Пусть будет рядом. Пусть будет с ней, хотя бы, как друг. Как товарищ по команде. Эгоистичное, непреодолимое желание удержать при себе, хоть крупицу затерянного счастья.
— Мне нужно идти, — она предпринимает попытку встать на ноги, но он тянет ее за руку, заставляет снова на себя посмотреть. Она сопротивляется, но хватка Джирайи сильная, чтобы освободиться, ей придется применить чакру. А при его столь плачевном физическом состоянии, подобного делать не следует. Сенджу твердит это себе в мыслях, когда в жилах кровь начинает закипать, а сердце колотится так, что появляется ощущение глухоты.

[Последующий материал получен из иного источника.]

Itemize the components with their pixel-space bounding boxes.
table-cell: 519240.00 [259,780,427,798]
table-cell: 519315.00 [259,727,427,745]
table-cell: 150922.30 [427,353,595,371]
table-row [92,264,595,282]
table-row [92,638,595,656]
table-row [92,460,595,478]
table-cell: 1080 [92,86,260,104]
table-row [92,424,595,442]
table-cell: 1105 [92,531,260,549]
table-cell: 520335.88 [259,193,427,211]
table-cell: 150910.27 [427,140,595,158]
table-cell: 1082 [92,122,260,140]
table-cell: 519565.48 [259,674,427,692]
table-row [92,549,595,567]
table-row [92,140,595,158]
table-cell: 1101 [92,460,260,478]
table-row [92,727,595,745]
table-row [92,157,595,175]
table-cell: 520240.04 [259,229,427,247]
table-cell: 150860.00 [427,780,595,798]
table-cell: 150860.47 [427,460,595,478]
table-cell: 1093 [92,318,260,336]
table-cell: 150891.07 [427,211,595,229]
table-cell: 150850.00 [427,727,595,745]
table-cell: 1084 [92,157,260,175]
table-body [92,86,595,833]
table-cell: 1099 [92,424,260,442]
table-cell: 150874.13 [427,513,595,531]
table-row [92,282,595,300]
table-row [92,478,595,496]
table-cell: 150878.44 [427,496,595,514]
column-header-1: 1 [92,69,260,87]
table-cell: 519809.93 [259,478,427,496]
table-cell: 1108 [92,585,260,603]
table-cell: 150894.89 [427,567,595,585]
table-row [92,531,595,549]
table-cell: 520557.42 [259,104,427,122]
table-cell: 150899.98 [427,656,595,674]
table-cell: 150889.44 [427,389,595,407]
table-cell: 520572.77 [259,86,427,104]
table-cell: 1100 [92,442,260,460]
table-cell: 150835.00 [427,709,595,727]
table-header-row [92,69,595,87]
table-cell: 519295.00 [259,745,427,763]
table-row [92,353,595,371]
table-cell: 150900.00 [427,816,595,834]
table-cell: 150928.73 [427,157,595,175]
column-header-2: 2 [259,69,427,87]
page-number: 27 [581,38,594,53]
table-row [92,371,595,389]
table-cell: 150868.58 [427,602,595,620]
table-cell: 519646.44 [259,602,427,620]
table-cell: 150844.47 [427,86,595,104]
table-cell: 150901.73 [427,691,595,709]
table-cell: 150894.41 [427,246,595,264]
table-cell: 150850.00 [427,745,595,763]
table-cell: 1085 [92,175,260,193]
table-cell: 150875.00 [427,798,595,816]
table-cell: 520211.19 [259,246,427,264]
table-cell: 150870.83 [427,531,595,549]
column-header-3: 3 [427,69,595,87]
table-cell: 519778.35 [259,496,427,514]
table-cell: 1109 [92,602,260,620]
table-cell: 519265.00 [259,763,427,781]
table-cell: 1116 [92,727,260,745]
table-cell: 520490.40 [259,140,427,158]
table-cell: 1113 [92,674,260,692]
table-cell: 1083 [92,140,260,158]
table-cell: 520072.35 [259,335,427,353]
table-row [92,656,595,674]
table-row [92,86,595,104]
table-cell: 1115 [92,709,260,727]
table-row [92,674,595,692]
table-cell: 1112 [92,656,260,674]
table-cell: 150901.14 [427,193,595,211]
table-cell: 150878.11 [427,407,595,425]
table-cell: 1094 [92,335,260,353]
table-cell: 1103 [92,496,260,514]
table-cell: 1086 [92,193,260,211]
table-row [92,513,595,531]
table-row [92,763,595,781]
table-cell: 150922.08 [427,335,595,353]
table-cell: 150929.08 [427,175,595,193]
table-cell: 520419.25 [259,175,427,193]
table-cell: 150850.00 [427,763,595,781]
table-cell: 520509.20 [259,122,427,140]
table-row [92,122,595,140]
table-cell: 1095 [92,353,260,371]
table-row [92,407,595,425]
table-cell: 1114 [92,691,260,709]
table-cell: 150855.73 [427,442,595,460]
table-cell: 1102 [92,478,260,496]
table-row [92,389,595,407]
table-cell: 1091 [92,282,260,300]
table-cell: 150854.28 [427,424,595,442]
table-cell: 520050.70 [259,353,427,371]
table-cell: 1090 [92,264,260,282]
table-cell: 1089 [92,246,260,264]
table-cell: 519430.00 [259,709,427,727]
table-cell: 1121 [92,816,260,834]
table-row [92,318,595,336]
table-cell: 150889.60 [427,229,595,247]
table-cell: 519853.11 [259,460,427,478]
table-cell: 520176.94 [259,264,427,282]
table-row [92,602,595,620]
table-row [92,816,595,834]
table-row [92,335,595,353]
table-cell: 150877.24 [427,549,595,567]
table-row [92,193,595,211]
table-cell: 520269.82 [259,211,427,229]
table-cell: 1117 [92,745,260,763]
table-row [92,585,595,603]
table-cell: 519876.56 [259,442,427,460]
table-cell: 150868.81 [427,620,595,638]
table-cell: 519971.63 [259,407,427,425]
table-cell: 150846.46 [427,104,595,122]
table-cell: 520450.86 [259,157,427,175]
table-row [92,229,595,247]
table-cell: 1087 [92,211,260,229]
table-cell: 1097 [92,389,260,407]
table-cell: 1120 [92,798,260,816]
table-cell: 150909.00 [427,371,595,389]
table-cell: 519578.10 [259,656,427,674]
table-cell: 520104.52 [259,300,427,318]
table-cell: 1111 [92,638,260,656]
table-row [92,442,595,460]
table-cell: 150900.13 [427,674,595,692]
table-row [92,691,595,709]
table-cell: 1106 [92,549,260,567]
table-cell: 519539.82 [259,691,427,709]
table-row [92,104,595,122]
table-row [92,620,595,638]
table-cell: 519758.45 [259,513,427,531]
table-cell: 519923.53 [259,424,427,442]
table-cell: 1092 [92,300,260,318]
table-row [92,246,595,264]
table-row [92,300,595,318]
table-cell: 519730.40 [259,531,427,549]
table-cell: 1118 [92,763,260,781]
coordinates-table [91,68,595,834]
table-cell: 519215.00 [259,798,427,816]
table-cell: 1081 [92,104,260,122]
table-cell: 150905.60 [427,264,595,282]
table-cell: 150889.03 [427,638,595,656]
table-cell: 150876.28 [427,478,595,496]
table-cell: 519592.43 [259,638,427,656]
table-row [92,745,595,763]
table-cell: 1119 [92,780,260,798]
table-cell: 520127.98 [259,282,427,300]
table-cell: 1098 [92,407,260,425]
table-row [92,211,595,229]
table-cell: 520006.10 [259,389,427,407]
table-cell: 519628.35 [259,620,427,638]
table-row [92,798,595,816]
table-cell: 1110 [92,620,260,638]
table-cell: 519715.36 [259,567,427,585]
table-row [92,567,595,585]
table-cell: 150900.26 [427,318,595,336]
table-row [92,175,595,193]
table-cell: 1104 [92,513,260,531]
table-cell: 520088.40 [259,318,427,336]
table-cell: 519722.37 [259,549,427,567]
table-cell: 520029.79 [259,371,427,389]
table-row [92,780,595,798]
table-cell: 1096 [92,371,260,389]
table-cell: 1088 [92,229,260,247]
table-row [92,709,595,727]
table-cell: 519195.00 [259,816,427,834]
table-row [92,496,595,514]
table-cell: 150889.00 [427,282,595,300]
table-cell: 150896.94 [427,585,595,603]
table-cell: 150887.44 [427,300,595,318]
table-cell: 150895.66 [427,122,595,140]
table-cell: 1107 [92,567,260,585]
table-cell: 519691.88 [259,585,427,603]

Когда сквозь ее защитный панцирь, медленно, но верно наружу пробивается истерика.
— Просто скажи, что терзает тебя, и закончим на этом. Что я сделал, Цунаде? — мужской голос настойчив, серьезен. Джирайя не дает ей отвести взгляда, он лишает ее личного пространства, когда цепляется второй рукой за женский подбородок. Притягивая к себе ближе. Вынуждая застыть на месте.
Дерзко, грубо. Смело. Как раз в его стиле. Чертов отшельник. Наглый засранец.